1. An oil fume drainage device, characterized by, include: The volute (11) has an air outlet (111), an air inlet end face, and a mounting end face. The air inlet end face and the mounting end face are arranged opposite to each other and form an inner cavity of the volute. At least one flow-blocking groove (112) is provided on the mounting end face. The air outlet (111) is located on the side wall of the volute (11). Impeller (12), the axis of which is arranged along the direction from the air inlet end face to the mounting end face; The impeller (12) is disposed in the inner cavity of the volute, and part of the impeller (12) covers the flow obstruction groove (112). There is an air inlet between the impeller (12) and the flow obstruction groove (112). The inner diameter of the flow-blocking groove (112) is smaller than the outer diameter of the impeller (12), and the outer diameter of the flow-blocking groove (112) is larger than the outer diameter of the impeller (12); The impeller (12) forms a low-pressure area, and the impeller (12) and the sidewall of the volute (11) form a high-pressure area; the air inlet and the flow-blocking groove (112) are reverse flow channels, and the gas in the high-pressure area enters the air inlet of the impeller (12) through the reverse flow channel to form a reverse flow; When the impeller (12) is in operation, the flow obstruction groove (112) is used to obstruct the reverse flow when the impeller (12) is running out of air; the gas flows from the impeller (12) to the air inlet and the flow obstruction groove (112) in sequence and then flows back to the impeller (12) and flows out of the inner cavity of the volute through the air outlet (111).

2. The oil fume drainage device according to claim 1, characterized in that, The flow-blocking groove (112) is an annular groove.

3. The oil fume drainage device according to claim 1, characterized in that, The fume diversion device satisfies at least one of the following characteristics: There is a gap between the end face of the impeller (12) and the mounting end face, and the length of the gap is 0-3mm; The minimum distance between the end face of the impeller (12) and the bottom of the flow-blocking groove (112) is 8-12 mm.

4. The oil smoke extraction device of claim 1, wherein, The minimum distance between the outer diameter of the impeller (12) and the outer side of the flow obstruction groove (112) is not less than 5 mm.

5. The oil fume drainage device according to any one of claims 1-4, characterized in that, The mounting end face is provided with a first mounting hole (115) and a plurality of noise reduction holes (116). The first mounting hole (115) is used to mount the drive assembly (3). The drive assembly (3) can pass through the first mounting hole (115) and be driven to connect with the impeller (12).

6. The oil flume of claim 5, wherein, The axis of the impeller (12) is coaxial with the axis of the first mounting hole (115).

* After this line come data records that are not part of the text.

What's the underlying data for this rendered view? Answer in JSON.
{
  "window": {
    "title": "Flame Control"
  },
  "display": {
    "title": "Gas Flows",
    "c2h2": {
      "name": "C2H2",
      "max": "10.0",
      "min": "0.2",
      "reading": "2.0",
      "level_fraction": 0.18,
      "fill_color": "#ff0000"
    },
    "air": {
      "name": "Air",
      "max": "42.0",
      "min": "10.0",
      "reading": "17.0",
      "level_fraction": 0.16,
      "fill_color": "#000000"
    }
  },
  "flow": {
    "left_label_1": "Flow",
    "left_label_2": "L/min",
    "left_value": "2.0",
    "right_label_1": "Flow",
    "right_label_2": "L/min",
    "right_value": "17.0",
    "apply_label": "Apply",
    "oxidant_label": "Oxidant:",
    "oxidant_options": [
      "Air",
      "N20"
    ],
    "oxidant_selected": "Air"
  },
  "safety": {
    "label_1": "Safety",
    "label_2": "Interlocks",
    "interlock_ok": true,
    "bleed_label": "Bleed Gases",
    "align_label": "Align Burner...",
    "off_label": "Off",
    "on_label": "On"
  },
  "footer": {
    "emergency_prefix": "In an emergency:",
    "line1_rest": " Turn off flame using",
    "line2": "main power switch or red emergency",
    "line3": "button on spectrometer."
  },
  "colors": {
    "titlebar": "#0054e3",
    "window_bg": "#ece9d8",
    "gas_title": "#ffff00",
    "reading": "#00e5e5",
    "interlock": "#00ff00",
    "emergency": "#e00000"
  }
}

7. A dual suction range hood characterized in that, It includes a drive assembly (3), a first fume diversion device, and a second fume diversion device; the first fume diversion device and the second fume diversion device are the fume diversion devices according to any one of claims 1-6; The first fume diversion device and the second fume diversion device are symmetrically arranged, and the mounting end face of the first fume diversion device and the mounting end face of the second fume diversion device abut against each other; The drive assembly (3) has a first drive end (31) and a second drive end (32). The first drive end (31) is driven to the impeller (12) of the first fume diversion device, and the second drive end (32) is driven to the impeller (12) of the second fume diversion device.

8. The dual-suction range hood according to claim 7, characterized in that, It also includes an air outlet assembly (2), which includes an air outlet cover (21), a flow guide assembly (22), and a connector (23); The exhaust hood (21) is connected to the exhaust port (111) of the first fume diversion device and the exhaust port (111) of the second fume diversion device through the connector (23); The air guide component (22) is disposed inside the air outlet hood (21). The air guide component (22) is used to divide the air outlet hood (21) into a first air outlet area and a second air outlet area. The first air outlet area is connected to the air outlet (111) of the first fume diversion device, and the second air outlet area is connected to the air outlet (111) of the second fume diversion device.

9. The dual-suction range hood according to claim 8, characterized in that, The flow guiding component (22) includes a first guide slope (221) and a second guide slope (222). The first end of the first guide slope (221) is connected to the air outlet (111) of the first fume diversion device, and the first end of the second guide slope (222) is connected to the air outlet (111) of the second fume diversion device. The second ends of the first guide slope (221) and the second ends of the second guide slope (222) gradually approach each other in a direction away from the air outlet (111) until they are connected.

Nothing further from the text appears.